El coach de Generación Zoe se dio a la fuga cuando la estafa piramidal estalló en Argentina y las autoridades fueron tras él. Estaba en República Dominicana y llevaba una vida de lujo.
La división Interpol de la Policía Federal Argentina sabía que estaba en República Dominicana pero aún les faltaba establecer el lugar exacto de su paradero. Los pesquisas también tenían conocimiento de que había personas en el país que lo asistían y apoyaban.
Cositorto había realizado varias transmisiones por redes sociales y por YouTube mientras las autoridades argentinas intentaban dar con él, pero enmascaraba su geolocalización a través del empleo de un dispositivo VPN, que enmascaraba los números IP de dichas transmisiones. Sin embargo, algo salió mal para Cositorto, en algunos mostró involuntariamente detalles del lugar en el que se encontraba, lo que permitió a los investigadores analizar los detalles con lugares que ofrecían alquileres temporarios y con ofertas en redes sociales.
Las autoridades locales pudieron capturarlo en el apart hotel Villa Rubén de la zona mencionada.
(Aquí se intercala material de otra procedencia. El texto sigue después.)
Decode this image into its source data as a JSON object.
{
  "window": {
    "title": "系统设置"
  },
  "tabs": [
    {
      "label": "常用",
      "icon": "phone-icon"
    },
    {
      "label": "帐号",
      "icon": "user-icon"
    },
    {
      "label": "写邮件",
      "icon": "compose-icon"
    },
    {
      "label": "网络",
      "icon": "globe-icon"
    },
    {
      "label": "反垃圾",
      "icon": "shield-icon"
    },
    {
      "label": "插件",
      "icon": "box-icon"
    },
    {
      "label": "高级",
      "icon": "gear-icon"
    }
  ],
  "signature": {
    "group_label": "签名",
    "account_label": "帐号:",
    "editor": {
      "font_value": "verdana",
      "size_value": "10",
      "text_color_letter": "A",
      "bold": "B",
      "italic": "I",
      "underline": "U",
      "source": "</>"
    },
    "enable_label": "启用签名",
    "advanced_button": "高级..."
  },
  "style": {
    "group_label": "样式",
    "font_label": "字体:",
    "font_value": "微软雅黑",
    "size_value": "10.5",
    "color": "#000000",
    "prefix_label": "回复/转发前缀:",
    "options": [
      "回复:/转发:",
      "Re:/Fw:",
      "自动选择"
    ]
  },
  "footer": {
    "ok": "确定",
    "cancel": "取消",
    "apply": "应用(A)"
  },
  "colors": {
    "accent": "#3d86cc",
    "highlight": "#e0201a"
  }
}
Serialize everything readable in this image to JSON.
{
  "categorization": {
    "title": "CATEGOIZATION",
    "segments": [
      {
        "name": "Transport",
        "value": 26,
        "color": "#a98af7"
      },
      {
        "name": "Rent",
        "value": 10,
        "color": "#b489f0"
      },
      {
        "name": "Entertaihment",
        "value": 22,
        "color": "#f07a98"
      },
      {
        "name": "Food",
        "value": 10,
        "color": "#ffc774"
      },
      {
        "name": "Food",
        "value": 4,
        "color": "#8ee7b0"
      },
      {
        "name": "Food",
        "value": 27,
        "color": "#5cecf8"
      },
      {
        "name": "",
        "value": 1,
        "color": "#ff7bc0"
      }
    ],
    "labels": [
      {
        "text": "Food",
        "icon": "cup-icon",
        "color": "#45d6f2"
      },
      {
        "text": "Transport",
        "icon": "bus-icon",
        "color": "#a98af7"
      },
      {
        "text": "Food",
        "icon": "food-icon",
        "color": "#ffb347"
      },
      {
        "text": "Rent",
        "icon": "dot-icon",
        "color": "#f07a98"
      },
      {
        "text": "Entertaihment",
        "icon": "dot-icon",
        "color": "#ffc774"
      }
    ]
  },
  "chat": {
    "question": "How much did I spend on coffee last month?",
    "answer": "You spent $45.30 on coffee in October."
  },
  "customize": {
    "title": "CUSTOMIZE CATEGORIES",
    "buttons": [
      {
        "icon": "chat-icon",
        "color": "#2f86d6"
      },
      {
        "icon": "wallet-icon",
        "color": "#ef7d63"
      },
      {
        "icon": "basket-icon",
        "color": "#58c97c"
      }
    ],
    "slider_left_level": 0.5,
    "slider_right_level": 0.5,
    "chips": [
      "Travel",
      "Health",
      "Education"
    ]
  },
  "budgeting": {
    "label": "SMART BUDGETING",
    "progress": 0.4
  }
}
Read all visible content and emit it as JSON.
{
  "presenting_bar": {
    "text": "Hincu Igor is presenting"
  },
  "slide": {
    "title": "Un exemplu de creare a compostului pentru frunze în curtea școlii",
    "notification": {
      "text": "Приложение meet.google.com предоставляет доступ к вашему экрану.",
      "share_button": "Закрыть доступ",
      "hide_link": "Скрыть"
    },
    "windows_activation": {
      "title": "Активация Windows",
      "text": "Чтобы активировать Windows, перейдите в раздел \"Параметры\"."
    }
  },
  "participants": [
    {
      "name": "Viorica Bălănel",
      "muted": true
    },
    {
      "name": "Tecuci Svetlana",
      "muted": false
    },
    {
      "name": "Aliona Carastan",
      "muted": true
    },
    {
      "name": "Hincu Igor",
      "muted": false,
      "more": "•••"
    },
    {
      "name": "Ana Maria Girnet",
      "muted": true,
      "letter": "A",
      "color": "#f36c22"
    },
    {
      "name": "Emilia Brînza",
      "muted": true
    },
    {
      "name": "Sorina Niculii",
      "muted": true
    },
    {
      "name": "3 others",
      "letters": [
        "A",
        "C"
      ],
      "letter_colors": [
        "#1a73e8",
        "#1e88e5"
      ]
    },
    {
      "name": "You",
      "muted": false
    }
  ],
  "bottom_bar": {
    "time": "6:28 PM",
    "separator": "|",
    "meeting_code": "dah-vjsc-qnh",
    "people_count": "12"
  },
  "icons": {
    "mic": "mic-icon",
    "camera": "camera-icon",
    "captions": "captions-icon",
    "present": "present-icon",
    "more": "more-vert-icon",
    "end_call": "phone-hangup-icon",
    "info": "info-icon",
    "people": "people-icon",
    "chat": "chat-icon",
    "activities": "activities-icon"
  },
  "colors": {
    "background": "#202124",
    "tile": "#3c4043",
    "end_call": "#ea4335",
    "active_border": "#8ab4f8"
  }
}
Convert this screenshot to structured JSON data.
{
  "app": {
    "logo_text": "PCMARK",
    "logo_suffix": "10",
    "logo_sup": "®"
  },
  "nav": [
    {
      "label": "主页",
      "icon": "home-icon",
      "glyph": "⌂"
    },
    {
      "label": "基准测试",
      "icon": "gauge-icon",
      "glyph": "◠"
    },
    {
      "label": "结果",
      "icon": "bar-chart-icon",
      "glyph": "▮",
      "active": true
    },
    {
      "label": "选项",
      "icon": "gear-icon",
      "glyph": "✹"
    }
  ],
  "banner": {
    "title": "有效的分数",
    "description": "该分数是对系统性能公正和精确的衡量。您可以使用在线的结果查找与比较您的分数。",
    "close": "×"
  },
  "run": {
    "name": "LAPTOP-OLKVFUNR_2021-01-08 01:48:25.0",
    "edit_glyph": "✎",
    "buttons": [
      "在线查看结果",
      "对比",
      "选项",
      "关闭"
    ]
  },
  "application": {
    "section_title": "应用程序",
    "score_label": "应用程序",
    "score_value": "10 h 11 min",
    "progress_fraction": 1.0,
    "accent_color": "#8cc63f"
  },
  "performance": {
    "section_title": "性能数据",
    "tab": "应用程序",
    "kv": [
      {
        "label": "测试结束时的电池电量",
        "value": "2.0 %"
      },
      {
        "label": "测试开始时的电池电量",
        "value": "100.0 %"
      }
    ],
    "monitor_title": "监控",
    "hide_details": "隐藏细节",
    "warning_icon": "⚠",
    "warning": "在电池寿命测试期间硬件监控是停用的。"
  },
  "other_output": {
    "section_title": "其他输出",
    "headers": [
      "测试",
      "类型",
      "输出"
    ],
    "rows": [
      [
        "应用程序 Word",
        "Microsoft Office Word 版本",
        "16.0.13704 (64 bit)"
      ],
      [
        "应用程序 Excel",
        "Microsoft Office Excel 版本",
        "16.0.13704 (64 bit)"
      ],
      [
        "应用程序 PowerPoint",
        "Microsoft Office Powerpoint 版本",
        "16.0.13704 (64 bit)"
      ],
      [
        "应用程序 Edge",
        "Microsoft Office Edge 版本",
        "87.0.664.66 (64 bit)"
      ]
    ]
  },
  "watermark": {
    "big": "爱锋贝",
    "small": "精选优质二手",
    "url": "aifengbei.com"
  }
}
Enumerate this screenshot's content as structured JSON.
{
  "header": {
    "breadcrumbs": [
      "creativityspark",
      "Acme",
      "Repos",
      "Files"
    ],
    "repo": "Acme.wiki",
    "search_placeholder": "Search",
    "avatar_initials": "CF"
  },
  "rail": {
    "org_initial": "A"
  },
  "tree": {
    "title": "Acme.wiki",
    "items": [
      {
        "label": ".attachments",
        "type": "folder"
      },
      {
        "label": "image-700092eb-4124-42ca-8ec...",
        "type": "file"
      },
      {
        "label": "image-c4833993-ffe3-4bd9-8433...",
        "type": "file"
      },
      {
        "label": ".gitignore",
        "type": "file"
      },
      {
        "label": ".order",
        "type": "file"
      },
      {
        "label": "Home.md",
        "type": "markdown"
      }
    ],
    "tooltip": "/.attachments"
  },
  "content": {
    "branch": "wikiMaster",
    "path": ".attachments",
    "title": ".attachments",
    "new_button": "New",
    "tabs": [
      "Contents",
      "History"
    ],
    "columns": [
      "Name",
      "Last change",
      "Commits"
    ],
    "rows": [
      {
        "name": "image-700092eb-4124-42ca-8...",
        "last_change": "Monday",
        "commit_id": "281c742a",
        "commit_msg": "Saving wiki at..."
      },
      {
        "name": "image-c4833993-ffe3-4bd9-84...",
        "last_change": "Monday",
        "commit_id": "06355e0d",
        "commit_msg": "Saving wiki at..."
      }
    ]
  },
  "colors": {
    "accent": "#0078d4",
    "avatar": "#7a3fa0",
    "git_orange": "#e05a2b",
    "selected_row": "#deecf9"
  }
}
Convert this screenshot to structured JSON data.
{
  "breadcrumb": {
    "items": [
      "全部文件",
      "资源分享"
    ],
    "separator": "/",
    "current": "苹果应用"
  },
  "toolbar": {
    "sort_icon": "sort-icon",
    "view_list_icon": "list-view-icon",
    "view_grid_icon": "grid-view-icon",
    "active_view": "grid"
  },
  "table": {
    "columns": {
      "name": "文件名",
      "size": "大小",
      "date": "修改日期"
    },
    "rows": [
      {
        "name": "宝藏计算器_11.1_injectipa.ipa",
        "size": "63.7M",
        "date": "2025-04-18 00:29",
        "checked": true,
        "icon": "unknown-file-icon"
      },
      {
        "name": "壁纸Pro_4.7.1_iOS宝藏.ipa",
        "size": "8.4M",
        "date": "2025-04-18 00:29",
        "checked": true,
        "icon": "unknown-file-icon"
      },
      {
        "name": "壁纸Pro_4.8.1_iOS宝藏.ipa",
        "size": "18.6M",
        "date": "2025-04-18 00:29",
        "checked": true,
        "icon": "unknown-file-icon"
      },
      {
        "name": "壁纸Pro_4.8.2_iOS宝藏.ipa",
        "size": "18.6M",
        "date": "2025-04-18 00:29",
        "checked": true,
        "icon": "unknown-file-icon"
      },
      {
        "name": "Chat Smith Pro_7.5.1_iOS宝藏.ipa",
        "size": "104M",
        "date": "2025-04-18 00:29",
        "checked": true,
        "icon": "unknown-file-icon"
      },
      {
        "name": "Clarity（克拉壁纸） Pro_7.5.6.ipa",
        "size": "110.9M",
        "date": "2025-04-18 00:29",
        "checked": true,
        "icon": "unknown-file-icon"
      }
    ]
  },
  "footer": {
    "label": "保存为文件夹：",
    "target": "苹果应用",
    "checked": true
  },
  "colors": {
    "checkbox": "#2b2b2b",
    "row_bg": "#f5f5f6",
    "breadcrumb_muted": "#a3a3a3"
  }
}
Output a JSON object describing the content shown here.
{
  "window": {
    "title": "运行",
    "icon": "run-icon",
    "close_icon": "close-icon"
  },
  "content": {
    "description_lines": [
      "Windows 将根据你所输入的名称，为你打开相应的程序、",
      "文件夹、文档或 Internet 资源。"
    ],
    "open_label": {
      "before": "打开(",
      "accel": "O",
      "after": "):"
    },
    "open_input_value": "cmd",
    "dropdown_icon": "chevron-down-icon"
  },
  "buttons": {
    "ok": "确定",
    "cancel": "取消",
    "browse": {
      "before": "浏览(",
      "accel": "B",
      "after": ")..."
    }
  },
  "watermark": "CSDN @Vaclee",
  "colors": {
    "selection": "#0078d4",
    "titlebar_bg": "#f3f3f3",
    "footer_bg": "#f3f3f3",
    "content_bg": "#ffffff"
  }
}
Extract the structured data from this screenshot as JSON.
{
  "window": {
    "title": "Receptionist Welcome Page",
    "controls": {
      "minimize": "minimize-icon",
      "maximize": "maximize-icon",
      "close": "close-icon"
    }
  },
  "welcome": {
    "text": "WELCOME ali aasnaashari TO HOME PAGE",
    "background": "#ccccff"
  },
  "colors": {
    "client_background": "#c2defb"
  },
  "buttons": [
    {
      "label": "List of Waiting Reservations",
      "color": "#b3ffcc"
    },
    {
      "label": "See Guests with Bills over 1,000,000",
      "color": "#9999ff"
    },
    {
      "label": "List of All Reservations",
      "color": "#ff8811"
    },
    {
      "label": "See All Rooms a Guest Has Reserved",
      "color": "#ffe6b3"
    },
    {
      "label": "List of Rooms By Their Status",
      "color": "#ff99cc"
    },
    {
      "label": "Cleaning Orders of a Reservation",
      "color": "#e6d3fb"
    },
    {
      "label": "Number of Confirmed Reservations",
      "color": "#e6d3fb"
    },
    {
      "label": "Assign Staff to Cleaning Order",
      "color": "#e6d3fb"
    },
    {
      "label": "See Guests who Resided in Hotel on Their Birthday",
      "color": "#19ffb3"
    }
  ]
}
El departamento tenía vista al mar Caribe, acceso a la playa y jacuzzi. Pero Cositorto estuvo en otro sitio con más lujo: estaba en una casa cinco personas y pileta privada en el Guavaberry Resort & Country Club, también en Juan Dolio.
Esa residencia costaba unos 300 dólares diarios y además cuenta con centro ecuestre para equitación, club de playa, campo de golf.